外交円卓懇談会
第59回外交円卓懇談会
「いわゆるギリシャ問題について」(メモ)
第59回外交円卓懇談会は、ニコラオス・ツァマドス駐日ギリシャ大使を報告者に迎え、「いわゆるギリシャ問題について」と題して、下記1.~5.の要領で開催されたところ、その冒頭講話の概要は下記6.のとおりであった。

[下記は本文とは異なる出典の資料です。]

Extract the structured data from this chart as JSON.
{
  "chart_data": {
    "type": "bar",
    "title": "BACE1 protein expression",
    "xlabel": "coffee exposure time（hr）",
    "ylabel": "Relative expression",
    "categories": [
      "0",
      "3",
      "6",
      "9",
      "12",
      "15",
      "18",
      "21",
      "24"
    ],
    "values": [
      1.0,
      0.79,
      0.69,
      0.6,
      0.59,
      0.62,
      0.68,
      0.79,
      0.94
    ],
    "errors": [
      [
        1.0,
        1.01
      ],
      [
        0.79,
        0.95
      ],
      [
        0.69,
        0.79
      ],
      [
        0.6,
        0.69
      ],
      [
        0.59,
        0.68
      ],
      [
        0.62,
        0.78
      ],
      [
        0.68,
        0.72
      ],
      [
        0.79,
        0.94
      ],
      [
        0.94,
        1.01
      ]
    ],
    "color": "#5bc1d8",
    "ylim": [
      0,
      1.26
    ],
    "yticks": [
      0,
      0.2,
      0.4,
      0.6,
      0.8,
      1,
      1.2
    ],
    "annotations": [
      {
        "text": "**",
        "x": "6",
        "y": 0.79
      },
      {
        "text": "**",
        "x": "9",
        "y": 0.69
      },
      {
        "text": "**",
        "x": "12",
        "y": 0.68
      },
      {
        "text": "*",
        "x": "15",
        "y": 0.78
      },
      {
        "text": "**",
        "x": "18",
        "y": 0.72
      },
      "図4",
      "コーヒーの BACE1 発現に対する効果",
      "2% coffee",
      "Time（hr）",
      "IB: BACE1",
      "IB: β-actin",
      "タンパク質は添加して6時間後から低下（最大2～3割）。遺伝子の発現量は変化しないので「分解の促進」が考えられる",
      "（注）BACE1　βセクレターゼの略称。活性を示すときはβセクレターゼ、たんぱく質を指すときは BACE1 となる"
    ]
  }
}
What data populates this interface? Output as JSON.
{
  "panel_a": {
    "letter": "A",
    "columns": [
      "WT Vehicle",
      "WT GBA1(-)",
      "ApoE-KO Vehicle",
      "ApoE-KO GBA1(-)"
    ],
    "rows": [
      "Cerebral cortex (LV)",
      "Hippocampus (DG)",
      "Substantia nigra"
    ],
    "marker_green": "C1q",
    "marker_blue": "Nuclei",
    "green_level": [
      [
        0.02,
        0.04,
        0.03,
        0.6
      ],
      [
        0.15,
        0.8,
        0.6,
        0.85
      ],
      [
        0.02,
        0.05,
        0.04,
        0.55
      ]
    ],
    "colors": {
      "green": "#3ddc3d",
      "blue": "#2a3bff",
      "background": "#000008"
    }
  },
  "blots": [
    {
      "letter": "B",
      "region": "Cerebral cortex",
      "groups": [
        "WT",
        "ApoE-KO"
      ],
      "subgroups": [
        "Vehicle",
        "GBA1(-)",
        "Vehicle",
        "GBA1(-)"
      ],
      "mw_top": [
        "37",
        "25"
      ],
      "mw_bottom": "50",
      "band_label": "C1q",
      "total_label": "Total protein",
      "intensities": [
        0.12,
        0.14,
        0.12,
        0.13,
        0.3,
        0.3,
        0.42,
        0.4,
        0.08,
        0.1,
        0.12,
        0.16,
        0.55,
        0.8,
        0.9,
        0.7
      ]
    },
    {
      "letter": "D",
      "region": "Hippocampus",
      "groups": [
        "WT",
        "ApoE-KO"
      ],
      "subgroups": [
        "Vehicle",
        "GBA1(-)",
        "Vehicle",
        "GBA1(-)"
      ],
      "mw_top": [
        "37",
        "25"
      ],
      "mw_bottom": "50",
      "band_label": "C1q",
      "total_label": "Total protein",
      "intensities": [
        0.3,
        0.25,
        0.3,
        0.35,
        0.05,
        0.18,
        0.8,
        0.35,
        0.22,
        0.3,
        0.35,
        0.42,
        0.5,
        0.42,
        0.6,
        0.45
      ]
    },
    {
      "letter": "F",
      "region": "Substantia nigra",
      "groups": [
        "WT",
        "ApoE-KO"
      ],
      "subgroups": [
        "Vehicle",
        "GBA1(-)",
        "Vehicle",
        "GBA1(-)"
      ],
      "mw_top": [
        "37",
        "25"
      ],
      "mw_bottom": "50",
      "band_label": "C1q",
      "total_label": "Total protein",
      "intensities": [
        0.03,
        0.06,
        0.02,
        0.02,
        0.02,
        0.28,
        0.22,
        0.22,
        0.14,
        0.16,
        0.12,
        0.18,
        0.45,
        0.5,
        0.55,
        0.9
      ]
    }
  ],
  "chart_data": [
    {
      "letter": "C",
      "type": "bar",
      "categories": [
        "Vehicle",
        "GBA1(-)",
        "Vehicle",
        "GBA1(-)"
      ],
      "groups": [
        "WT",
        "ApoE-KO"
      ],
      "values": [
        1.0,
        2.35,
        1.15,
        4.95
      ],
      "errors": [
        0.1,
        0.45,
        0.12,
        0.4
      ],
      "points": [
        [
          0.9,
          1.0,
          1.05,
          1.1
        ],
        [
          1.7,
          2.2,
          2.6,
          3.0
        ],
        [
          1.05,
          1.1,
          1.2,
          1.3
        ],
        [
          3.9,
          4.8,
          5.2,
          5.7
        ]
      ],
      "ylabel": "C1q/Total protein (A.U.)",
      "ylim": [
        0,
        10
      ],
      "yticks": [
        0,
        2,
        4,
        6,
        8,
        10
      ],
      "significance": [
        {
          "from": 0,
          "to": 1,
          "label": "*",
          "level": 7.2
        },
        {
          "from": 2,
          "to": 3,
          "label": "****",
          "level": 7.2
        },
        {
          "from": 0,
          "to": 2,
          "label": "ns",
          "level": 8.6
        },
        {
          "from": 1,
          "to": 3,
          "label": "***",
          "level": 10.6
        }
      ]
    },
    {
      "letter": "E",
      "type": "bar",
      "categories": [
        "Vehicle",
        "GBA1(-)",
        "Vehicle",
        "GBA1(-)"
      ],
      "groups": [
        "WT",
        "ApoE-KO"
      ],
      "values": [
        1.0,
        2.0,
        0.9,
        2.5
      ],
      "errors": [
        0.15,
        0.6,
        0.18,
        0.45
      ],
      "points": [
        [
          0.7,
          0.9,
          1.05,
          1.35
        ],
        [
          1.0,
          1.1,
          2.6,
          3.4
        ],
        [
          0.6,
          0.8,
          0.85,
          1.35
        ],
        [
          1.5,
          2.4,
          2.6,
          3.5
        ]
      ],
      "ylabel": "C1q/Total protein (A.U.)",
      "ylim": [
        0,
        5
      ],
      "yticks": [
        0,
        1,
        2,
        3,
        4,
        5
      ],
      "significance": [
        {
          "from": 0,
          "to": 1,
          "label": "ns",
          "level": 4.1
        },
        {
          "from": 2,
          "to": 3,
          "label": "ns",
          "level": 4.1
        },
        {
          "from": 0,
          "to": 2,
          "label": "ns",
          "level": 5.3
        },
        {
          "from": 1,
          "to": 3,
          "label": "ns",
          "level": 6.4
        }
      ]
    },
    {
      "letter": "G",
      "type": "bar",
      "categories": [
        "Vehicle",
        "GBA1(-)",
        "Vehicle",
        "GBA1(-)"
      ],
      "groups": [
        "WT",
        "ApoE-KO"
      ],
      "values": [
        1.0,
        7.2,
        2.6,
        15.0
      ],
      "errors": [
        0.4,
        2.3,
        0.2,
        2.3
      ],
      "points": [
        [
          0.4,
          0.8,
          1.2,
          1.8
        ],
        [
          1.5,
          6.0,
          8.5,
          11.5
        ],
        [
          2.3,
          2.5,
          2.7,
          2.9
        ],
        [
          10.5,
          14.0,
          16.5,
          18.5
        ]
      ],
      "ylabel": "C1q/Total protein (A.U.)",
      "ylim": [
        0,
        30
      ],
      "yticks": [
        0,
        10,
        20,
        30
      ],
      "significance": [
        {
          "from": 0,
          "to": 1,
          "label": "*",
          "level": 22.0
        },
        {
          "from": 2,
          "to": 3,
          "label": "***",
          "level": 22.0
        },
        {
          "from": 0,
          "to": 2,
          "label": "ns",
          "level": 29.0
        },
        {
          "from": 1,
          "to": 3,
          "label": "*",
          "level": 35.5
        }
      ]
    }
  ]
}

1.日 時:2010年5月27日(木)午後3時より午後4時半まで
2.場 所:日本国際フォーラム会議室
3.テーマ:「いわゆるギリシャ問題について」
4.報告者:ニコラオス・ツァマドス 駐日ギリシャ大使
5.出席者:18名
6.報告者講話概要
ニコラオス・ツァマドス駐日ギリシャ大使の講話概要は次の通り。その後、出席者との間で活発な質疑応答が行われたが、議論についてはオフレコを前提としている当懇談会の性格上、これ以上の詳細は割愛する。
ギリシャの現状
ギリシャ国民全体の63%は、今回の経済危機がいずれ好転すると考えているが、ギリシャの置かれている客観的状況は、決して楽観視できるものではない。ギリシャ政府は、現在3000億ユーロをこえる巨額の財政赤字(GDPの13.6%)を抱えているが、この数字は、当初言われていた負債額(GDP12.7%)をさらに上回るものであり、今日、ギリシャの置かれている状況が以前にも増して不安定であること示している。欧州連合(EU)と国際通貨基金(IMF)は、総額1100億ユーロの支援を決定したが、この支援策は、ギリシャが、2013年までに財政赤字を300億ユーロ減少させることを前提としており、その見通しはあくまでも厳しい。ギリシャの緊縮財政は、公務員給与の20%減額、年金の10%カット、所得税の最大45%増税等を予定しているが、今回の問題の根本的な要因は、一部には、ギリシャの抱える過剰な数の公務員であり、給与減額と同時に公務員の数そのものを減少する努力が急務であろう。このような状況にあってなお、フランス、ドイツは、戦闘機や軍艦などの武器の購入をギリシャに求めているが、むしろギリシャ、トルコ双方の話合いによる軍縮を促し、その平和を保障するような動きをすべきではないかと思う。
ユーロ離脱はあるか
今回のギリシャ危機の一つの特徴は、ギリシャがユーロという共通通貨の一員であるために、危機打開策としてその通貨を切り下げることができないということである。経済危機は、金融・為替・財政等の諸施策を総合的に組み合わせて解決するのが一般的であるが、ギリシャはユーロを採用しているため、財政上の努力のみでこの経済危機に対応しなければならない。しかし、財政改革のみによる経済危機への対応は、事実上非常に困難である。ギリシャがEUから離脱すればよいではないか、との質問があるかもしれないが、それは政治的に考えにくい。ユーロを捨てることは、経済的決断というよりも、「EU、ひいては欧州そのものから離脱する」という政治的な意味を伴うからである。ギリシャは、現在27あるEU加盟国のなかで10番目の加盟国であり、ヨーロッパ文明の発祥地として、EUにおいて特別の地位を持っている。その地位を放棄することは、きわめて難しい。今回のギリシャ問題が明らかにしたのは、EUが共通の通貨政策をとりつつ、財政政策は各国に分断されているという、EU独特の脆弱な点ではなかっただろうか。
EU経済の2つのシナリオ
ギリシャ問題に端を発するEU経済の見通しには、2つのシナリオが考えられる。まず第1は、悲観的な展望であり、今回の問題が欧州全体の「終わり」をもたらすという見方である。ギリシャの財政危機は、2009年に発効したリスボン条約以降で、EUが初めて直面する問題である。EUの過剰な拡大が組織自体の崩壊を招くという可能性である。第2は、より冷静な展望であり、EUはこの機会にその結束をより強固なものにして、今回の事態を乗り切ることができる、というものである。ギリシャとしては、EUがそのような方向に向かって進んで行くことを期待している。